GS1 Sunrise 2027 is a coordinated industry commitment — not a government regulation — under which major retailers agree to upgrade point-of-sale systems to accept 2D barcodes by 2027. It is not legally binding in the legislative sense, but major retail partners may enforce it through their own supplier requirements. Brands should confirm the specific timelines their key retail accounts have communicated.
Do I need to remove my UPC or EAN barcode from packaging in 2027?
No. The 2027 date marks when retailers' POS systems will be capable of reading 2D barcodes — not when 1D barcodes will stop working. GS1 refers to the eventual retirement of 1D barcodes as "sunset," and that date has not been fixed globally.
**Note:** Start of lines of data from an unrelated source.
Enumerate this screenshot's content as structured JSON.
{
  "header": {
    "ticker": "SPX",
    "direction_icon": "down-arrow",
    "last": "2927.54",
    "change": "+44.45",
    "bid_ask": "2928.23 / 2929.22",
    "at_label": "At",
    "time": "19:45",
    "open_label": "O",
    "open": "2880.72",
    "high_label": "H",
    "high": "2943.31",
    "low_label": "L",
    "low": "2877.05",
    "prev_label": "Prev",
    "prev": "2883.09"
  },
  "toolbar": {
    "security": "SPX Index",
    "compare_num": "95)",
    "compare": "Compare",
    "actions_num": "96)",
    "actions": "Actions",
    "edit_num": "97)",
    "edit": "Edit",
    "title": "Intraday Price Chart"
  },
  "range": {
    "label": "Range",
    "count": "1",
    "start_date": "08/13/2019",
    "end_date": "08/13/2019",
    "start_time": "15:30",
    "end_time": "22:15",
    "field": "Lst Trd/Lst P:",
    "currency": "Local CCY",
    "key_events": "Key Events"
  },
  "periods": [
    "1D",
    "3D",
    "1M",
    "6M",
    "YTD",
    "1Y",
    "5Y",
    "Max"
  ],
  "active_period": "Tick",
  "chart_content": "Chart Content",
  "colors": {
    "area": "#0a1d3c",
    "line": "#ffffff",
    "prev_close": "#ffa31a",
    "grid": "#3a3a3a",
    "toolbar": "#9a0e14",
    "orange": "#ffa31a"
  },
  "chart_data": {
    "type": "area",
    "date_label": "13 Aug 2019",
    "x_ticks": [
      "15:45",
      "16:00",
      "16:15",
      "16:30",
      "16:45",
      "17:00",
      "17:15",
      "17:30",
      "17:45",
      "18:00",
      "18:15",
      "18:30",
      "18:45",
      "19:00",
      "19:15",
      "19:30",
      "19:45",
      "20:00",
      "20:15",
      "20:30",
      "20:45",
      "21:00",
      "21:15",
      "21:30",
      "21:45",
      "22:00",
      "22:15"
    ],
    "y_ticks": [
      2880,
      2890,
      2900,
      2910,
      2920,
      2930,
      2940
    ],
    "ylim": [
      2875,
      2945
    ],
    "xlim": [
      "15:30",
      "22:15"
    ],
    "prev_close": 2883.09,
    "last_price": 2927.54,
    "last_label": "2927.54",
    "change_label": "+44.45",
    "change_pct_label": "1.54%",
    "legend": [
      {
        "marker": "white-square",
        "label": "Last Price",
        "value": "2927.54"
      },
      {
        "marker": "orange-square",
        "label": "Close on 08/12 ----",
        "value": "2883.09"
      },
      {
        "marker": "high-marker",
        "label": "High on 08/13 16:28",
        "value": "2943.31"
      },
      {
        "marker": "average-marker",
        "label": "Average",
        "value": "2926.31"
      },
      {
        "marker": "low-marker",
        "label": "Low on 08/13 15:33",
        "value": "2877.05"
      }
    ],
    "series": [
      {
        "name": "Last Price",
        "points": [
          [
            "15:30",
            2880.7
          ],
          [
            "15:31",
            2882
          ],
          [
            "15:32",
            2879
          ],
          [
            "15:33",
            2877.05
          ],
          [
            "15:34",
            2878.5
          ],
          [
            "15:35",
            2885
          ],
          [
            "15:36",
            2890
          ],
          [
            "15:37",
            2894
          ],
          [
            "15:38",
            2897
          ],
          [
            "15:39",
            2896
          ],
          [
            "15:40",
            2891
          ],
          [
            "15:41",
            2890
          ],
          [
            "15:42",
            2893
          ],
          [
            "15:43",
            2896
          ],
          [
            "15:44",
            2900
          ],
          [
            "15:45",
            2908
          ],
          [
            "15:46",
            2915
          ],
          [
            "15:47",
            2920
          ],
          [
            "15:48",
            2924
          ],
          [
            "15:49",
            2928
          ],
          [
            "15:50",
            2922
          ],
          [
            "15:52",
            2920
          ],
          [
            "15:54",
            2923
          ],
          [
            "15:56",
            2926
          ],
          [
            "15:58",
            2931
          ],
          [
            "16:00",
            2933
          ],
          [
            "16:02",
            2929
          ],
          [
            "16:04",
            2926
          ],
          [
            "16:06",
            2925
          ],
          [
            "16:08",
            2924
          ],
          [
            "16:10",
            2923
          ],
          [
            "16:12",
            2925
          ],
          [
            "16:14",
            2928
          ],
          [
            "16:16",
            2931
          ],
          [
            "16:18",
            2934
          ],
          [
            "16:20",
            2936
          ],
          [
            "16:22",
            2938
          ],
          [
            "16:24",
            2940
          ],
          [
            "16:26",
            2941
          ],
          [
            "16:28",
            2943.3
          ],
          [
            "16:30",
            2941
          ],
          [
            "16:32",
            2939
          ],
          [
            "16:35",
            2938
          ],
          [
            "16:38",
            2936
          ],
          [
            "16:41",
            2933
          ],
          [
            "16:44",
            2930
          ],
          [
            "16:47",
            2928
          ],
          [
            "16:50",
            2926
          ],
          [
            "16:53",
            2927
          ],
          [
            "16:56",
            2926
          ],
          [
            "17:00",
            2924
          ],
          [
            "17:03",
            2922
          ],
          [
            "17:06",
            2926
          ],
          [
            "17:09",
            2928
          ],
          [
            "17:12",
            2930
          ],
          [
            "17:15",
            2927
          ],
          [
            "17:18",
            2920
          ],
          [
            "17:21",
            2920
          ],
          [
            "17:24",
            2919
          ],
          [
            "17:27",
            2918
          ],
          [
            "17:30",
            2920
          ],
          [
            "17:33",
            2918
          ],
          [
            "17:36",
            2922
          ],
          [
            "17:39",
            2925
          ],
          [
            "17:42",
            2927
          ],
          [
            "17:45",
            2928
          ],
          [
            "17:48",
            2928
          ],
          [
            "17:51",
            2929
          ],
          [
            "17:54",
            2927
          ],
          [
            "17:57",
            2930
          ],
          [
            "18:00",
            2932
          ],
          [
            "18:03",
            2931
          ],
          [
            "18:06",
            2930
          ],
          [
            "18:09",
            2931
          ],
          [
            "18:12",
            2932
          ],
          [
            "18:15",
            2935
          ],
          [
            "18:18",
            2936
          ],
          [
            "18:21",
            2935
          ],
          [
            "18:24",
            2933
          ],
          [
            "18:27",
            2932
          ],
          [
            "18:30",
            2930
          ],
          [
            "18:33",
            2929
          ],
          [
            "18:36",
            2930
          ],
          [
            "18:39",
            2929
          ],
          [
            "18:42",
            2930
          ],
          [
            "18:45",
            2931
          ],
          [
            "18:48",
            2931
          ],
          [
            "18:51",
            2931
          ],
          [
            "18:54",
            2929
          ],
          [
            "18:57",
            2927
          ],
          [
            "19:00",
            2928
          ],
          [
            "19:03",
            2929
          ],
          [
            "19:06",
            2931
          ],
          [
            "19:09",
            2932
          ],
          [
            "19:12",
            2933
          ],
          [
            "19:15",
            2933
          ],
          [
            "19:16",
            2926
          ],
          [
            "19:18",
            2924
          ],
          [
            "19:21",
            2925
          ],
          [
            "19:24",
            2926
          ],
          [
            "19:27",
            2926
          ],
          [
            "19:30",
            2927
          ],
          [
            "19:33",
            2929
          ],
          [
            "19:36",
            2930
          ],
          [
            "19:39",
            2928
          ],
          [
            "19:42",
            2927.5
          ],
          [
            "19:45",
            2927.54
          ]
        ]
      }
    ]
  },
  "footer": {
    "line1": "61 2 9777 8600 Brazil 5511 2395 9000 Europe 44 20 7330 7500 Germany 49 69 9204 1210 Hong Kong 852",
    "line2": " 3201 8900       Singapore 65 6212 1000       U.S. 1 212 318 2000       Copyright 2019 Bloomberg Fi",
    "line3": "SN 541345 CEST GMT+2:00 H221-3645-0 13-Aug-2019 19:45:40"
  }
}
Most industry guidance anticipates a multi-year period of dual-symbol packaging, where both 1D and 2D barcodes appear on the same product.
What data does a GS1 Digital Link QR code need to encode?
At minimum, a GS1 Digital Link QR code must encode the product's Global Trade Item Number (GTIN) as a structured web address — for example, https://resolver.example.com/01/09780201379624. Optionally, it can encode batch numbers, serial numbers, expiry dates, and other GS1 Application Identifiers. The code must resolve, when scanned, to a page or data feed that returns information relevant to the scanning context.
How does Sunrise 2027 connect to the EU Digital Product Passport requirement?
The EU's Ecodesign for Sustainable Products Regulation (ESPR) requires products to carry a unique identifier accessible via a data carrier — and GS1 Digital Link is the recognized standard for this. A GS1 Digital Link QR code implemented for Sunrise 2027 can serve simultaneously as the DPP data carrier required under ESPR. Brands with EU market exposure can treat these two initiatives as a single infrastructure investment rather than two separate programs.
How much time does a Sunrise 2027 implementation typically take?
A full implementation — covering GTIN audit, resolver setup, data collection from suppliers, packaging redesign, and retailer testing — typically takes 4 to 12 months depending on the size of the product catalog, the complexity of the supply chain, and the current state of supplier data. The longest single step is almost always supplier data collection. Brands with hundreds of SKUs and multi-tier supply chains should begin planning in 2026 to avoid risk of missing 2027 retailer requirements.